La Corte di Appello di Roma quantifica i danni dell’aereo e dello stop alla flotta

I ministeri della Difesa e dei Trasporti responsabili della mancata sicurezza

I ministeri di Difesa e Trasporti dovranno pagare alla società 330 milioni di euro. Così ha deciso la Corte di Appello di Roma, con una sentenza pubblicata ieri che quantifica, su richiesta della Cassazione, il danno aggiuntivo subito dalla società per lo stop della flotta e la revoca delle concessioni successive alla tragedia di Ustica. Risarcimento quantificato in 265 milioni di euro da una sentenza definitiva confermata nel 2018, che liquidava però solo il danno legato alla caduta del DC 9 nel 1980.

Si chiude così, con un costo di circa 330 milioni a carico dei conti pubblici, una vicenda che si è trascinata per quarant’anni tra aule di tribunale e prime pagine dei giornali. A portare avanti la causa contro i ministeri di Difesa, Infrastrutture e Trasporti gli amministratori straordinari della società, rappresentati dallo studio dell’Avv. Giuseppe Alessi e ad adiuvandum – Luisa Davanzali, difesa dall’Avvocato Giuliano Pompa e Finnat Fiduciaria, difesa dall’Avvocato Nicola Gaetano, soci che insieme rappresentano il 69% della proprietà.

Dagli atti emerge la cronologia degli eventi che portò la società in amministrazione controllata. Il 27 giugno 1980 il velivolo di Itavia precipitò causando la morte di 81 persone. Il 10 dicembre 1980 avvenne la sospensione delle attività di volo. Con decreti del 16 dicembre 1980 e 23 gennaio 1981 la Autorità aeronautiche dichiararono decaduti tutti i servizi di linea affidati alla società e la risoluzione delle convenzioni in atto.

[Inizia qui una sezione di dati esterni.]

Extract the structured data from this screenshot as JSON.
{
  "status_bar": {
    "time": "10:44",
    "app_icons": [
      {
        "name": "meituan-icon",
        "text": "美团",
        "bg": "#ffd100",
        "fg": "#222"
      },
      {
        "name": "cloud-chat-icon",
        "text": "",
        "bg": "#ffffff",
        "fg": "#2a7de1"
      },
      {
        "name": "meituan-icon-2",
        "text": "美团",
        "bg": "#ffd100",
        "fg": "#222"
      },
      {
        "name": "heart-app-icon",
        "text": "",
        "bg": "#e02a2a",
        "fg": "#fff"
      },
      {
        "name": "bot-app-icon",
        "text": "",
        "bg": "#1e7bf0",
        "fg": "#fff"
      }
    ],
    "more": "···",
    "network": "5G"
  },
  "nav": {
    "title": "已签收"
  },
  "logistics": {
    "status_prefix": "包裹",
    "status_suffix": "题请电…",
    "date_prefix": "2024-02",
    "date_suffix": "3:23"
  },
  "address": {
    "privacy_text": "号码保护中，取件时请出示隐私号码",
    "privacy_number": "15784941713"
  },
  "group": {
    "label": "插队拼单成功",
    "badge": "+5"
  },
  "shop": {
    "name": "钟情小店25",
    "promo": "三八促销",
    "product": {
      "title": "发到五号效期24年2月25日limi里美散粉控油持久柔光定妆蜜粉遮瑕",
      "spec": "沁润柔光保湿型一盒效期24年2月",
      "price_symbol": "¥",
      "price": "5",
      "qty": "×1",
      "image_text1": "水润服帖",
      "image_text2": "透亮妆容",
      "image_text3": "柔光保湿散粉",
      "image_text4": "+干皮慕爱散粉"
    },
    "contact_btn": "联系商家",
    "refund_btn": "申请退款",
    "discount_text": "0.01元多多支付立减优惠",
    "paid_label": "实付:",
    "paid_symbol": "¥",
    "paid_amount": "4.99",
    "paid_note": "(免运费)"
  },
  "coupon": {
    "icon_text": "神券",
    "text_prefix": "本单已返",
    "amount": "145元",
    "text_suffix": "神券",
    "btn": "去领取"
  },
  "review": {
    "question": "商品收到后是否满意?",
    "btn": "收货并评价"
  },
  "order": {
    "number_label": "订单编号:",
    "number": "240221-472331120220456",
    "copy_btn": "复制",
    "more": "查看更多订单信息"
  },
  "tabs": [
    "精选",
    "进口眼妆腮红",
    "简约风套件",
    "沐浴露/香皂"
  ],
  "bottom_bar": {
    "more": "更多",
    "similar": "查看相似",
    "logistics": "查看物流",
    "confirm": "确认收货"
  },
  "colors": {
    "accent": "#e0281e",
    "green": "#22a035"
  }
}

Un’inchiesta ufficiale, poi, lavorò sull’ipotesi di un cedimento strutturale del velivolo. Indagini, tentativi di insabbiamento e depistaggio, notizie riportate dalla stampa e poi smentite: gli anni successivi hanno raccontato tante verità. I processi ne hanno poi confermata una: un missile colpì il Dc 9 di Itavia. Per questo, sul ministero della Difesa grava la colpa di non aver assicurato la sicurezza nei cieli, su quello dei Trasporti e delle Infrastrutture quella di aver permesso la contemporanea circolazione di altri aerei sulla stessa rotta. Le due sentenze esecutive rispondono alla quantificazione dei due danni identificati: il primo relativo alla caduta dell’aeromobile e i costi determinati dall’evento, il secondo relativo al danno complessivo subito dalla società, che non fu più in grado di continuare l’attività, ebbe un alto danno reputazionale, subì accuse poi rivelatesi infondate. La sentenza pubblicata ieri, che liquida il danno complessivo della società, condanna in solido i due ministeri a pagare ad Aerolinee Itavia la somma di 33,1 milioni di euro, che attualizzati diventano poco meno di 330. Una rivalutazione monetaria, scrivono i giudici, a cui si aggiungono gli interessi legali, trattandosi di misure giuridicamente compatibili: la prima «mira a ripristinare la situazione patrimoniale del danneggiato ponendolo nelle condizioni in cui si sarebbe trovato se l’evento non si fosse verificato, mentre i secondi hanno natura compensativa del lucro cessante subito a causa della mancata tempestiva disponibilità della somma di denaro dovuta a titolo di risarcimento, la quale, se tempestivamente corrisposta, avrebbe potuto essere investita per ricavarne un lucro finanziario».

Che cosa succederà adesso? La società, in amministrazione straordinaria dal 1980 e con un passivo di 90 milioni di euro, alla luce dei 330 milioni di credito con lo Stato, tornerà in attivo e nelle mani della proprietà. La nuova vita, però, dovrà fare i conti con il coronavirus e un’impresa difficile quanto quella vissuta sino ad ora: recuperare risorse da un bilancio statale già gravato da un altissimo debito e costi aggiuntivi legati alla gestione dell’epidemia e delle sue conseguenze. La trattativa è già in corso. A luglio 2019 le parti si sono incontrate a Palazzo Chigi e hanno discusso l’ipotesi di un pagamento rateale. L’incontro andrà riaggiornato alla luce della nuova sentenza mentre è tutt’ora pendente al Tar del Lazio un ricorso per la nomina di un commissario ad Acta che esegua il pagamento.